My father, along with making friends with every Chinese baby he's met so far, has been slowly but inexorably absorbing all the sights around him.  He walks about ten steps behind my mother and me, not because he's an especially slow walker (see: 20-mile bike ride around Pelee Island) but because he looks hard at everything he passes.  He notices the drivers who honk their horns and the drivers who don't, the orange juice in the grocery store that's "100% Tasmanian Owned," the painted numbers on the backs of trucks, and, yes, the baby girl in her grandmother's arms, reaching out for his silver beard with fascination.

So I was looking forward to circling the wall with my father; I thought new things would pop out at me, and that I'd love the Xi'an bike ride even more. 

Turns out, you don't just notice the good things about an experience when you're watching through the eyes of another; you notice all the damn things.

So I felt every rattle of the cobblestones in my wrists.  I watched my father adjust the seat on his bicycle again and again (it kept sliding down, unused to tall people), paid rigid attention to the irregularities in the stones so that I wouldn't go flying, and heard my father observe (correctly) that the springs on the bike seat must be purely ornamental.  It was far from a perfect ride.

Still:  I also saw the other tourists on the wall, both Chinese and Western, and they waved at us as they passed.  There was a strange team building exercise involving about two hundred people in yellow shirts jogging in formation, yelling slogans, and waving flags.  A dance crew blasted hip hop next to the wall and rehearsed some new moves.

To our right, Xi'an's old city whipped by.  A street market bustled away below us, women bargaining over big chunks of tofu and a wild nest of bean curd.  In the Northwest corner was a Tibetan Buddhist temple, quiet and almost deserted, its delicate golden roofs gleaming in the sun as a young woman prayed before the altar, incense held high. 

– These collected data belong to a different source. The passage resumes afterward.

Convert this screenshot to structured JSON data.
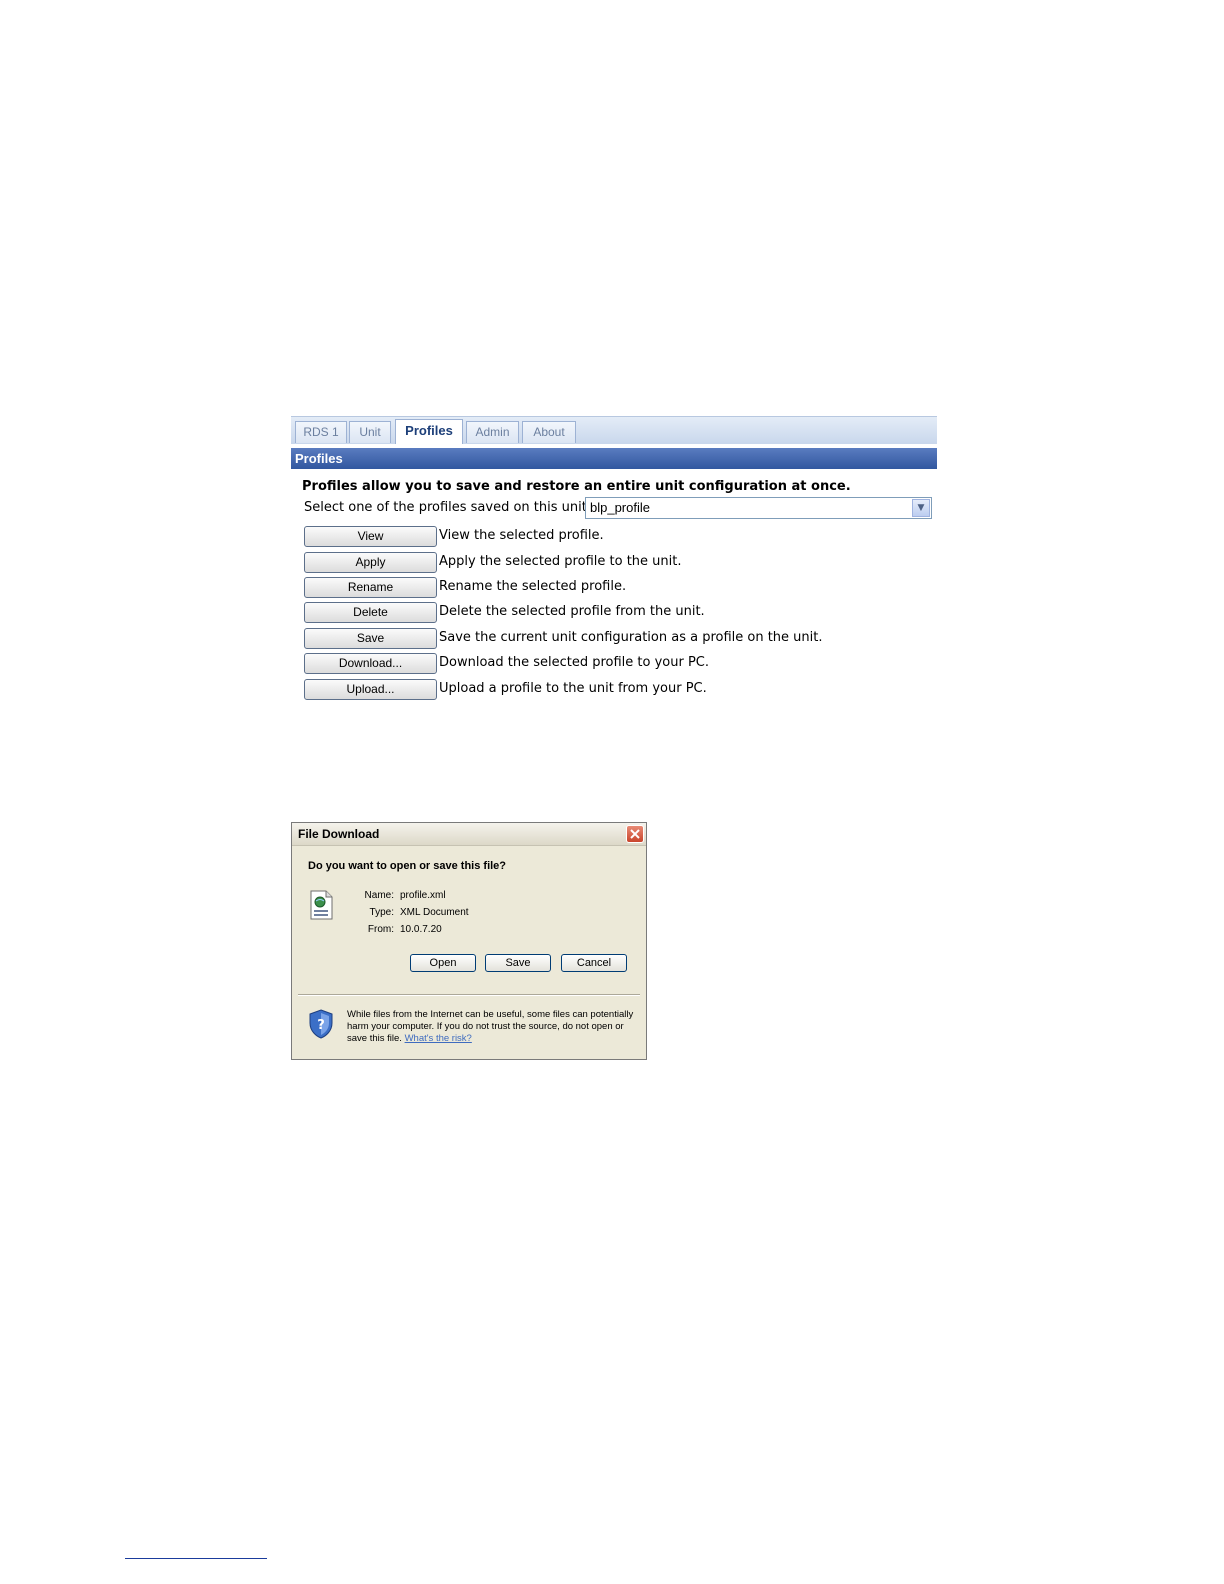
{
  "profiles_panel": {
    "tabs": [
      {
        "label": "RDS 1"
      },
      {
        "label": "Unit"
      },
      {
        "label": "Profiles",
        "active": true
      },
      {
        "label": "Admin"
      },
      {
        "label": "About"
      }
    ],
    "section_title": "Profiles",
    "intro_text": "Profiles allow you to save and restore an entire unit configuration at once.",
    "select_label": "Select one of the profiles saved on this unit.",
    "select_value": "blp_profile",
    "actions": [
      {
        "label": "View",
        "description": "View the selected profile."
      },
      {
        "label": "Apply",
        "description": "Apply the selected profile to the unit."
      },
      {
        "label": "Rename",
        "description": "Rename the selected profile."
      },
      {
        "label": "Delete",
        "description": "Delete the selected profile from the unit."
      },
      {
        "label": "Save",
        "description": "Save the current unit configuration as a profile on the unit."
      },
      {
        "label": "Download...",
        "description": "Download the selected profile to your PC."
      },
      {
        "label": "Upload...",
        "description": "Upload a profile to the unit from your PC."
      }
    ],
    "colors": {
      "header_bg": "#31579f",
      "tab_active_text": "#1d3f79"
    }
  },
  "file_download_dialog": {
    "title": "File Download",
    "question": "Do you want to open or save this file?",
    "name_label": "Name:",
    "name_value": "profile.xml",
    "type_label": "Type:",
    "type_value": "XML Document",
    "from_label": "From:",
    "from_value": "10.0.7.20",
    "buttons": {
      "open": "Open",
      "save": "Save",
      "cancel": "Cancel"
    },
    "warning_text": "While files from the Internet can be useful, some files can potentially harm your computer. If you do not trust the source, do not open or save this file.",
    "warning_link": "What's the risk?",
    "icons": {
      "file": "xml-file-icon",
      "shield": "security-shield-icon",
      "close": "close-icon"
    }
  }
}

And all around us waddled tandem bikes from the rental company.  They're popular, I realize, but I never really got the point of a bicycle built for two, and this particular outing didn't exactly help that.  Those riding the tandem bikes were tied to each other rigidly, one in front and capable of steering and seeing, the other only to be used as brute pedaling force in the back -- although in many cases, I noticed that the rider in the back simply ceased to pedal and made the rider in front do all the work.  Why on earth, I wondered, would you ever choose to be so suffocatingly tied to someone as you pedal and steer and see?  Is this why I'm still single?

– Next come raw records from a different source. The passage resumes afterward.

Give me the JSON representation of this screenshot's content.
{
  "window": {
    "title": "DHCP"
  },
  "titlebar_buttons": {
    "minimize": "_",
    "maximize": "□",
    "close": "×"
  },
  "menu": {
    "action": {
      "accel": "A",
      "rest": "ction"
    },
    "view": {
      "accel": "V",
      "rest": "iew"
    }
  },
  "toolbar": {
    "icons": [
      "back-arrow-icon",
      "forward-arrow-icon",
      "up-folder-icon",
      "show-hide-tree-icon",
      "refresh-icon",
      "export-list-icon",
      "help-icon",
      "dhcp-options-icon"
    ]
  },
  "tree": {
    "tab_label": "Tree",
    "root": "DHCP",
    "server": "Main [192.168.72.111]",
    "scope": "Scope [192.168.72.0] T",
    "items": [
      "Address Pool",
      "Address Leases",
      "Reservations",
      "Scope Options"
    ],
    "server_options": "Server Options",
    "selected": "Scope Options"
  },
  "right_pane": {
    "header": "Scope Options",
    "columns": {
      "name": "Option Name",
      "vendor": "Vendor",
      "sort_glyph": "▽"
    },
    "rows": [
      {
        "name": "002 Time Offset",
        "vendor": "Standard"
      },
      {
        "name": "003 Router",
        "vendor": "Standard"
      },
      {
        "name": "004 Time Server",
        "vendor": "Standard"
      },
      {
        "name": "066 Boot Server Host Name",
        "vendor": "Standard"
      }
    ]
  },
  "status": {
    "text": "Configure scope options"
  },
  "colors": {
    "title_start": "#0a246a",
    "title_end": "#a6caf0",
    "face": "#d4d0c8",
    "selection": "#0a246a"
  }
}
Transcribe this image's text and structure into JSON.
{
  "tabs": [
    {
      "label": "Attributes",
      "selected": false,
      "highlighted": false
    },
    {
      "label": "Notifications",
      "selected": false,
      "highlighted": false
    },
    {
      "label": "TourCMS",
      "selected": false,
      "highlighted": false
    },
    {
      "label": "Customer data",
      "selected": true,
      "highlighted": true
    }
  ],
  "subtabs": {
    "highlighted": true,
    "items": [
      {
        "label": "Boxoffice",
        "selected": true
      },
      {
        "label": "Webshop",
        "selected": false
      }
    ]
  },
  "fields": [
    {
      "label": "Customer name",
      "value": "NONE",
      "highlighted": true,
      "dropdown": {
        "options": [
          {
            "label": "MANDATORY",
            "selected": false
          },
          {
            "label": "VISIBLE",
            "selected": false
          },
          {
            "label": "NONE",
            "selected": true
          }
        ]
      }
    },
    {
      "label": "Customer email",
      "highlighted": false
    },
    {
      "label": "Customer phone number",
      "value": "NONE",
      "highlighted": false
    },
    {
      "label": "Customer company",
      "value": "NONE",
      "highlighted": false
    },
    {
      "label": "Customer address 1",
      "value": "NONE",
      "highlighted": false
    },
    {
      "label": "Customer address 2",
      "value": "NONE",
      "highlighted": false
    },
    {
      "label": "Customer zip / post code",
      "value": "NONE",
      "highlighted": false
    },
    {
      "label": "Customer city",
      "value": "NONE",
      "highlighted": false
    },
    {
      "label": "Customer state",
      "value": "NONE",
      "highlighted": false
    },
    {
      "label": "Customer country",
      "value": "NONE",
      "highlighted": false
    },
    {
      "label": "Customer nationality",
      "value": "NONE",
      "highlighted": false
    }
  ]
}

But no, I don't think so.  I much prefer to see the world from a bicycle built for one rather than two, but it is more fun when you have someone there on another bicycle to pedal along with.  You can swoop around separately or together, noticing things at your own pace or learning the pace of another.  You can feel active, independent, liberated, pumping your legs as fast as you can to break away from everyone around you, and then you can wait for your companion to catch up -- or vice versa.  You can notice the world together, whooping as you go down ramps, laughing with surprise at the same things, falling into conversation, or simply coasting along in companionable silence.

I'll say it again:  it's the best way to experience the world -- on a bike, or off it.  And obviously riding a bicycle with your father doesn't and shouldn't exactly count as a metaphor for All Relationships In Life, but it is a pretty good metaphor for how I feel about traveling and also for how I feel about family and friendship and companionship and a lot of the other ships.  You don't gather people around you because you're in desperate need of a pilot or a method of propulsion (or rather, you shouldn't, or rather, I shouldn't; after all, I don't know your life).  You do it because you need to know that if you go shooting up off ahead, they'll trust you to wait for them later; that if they see the golden roof of the Tibetan temple first, they'll point it out to you; that they're pushing through the same deep snow that you are; and that if they're the one to race into the distance, at some point, they're going to pause and wait for you to catch up.

1 comment:

  1. This *almost made me want to me a cyclist. Mostly it made me miss my dad.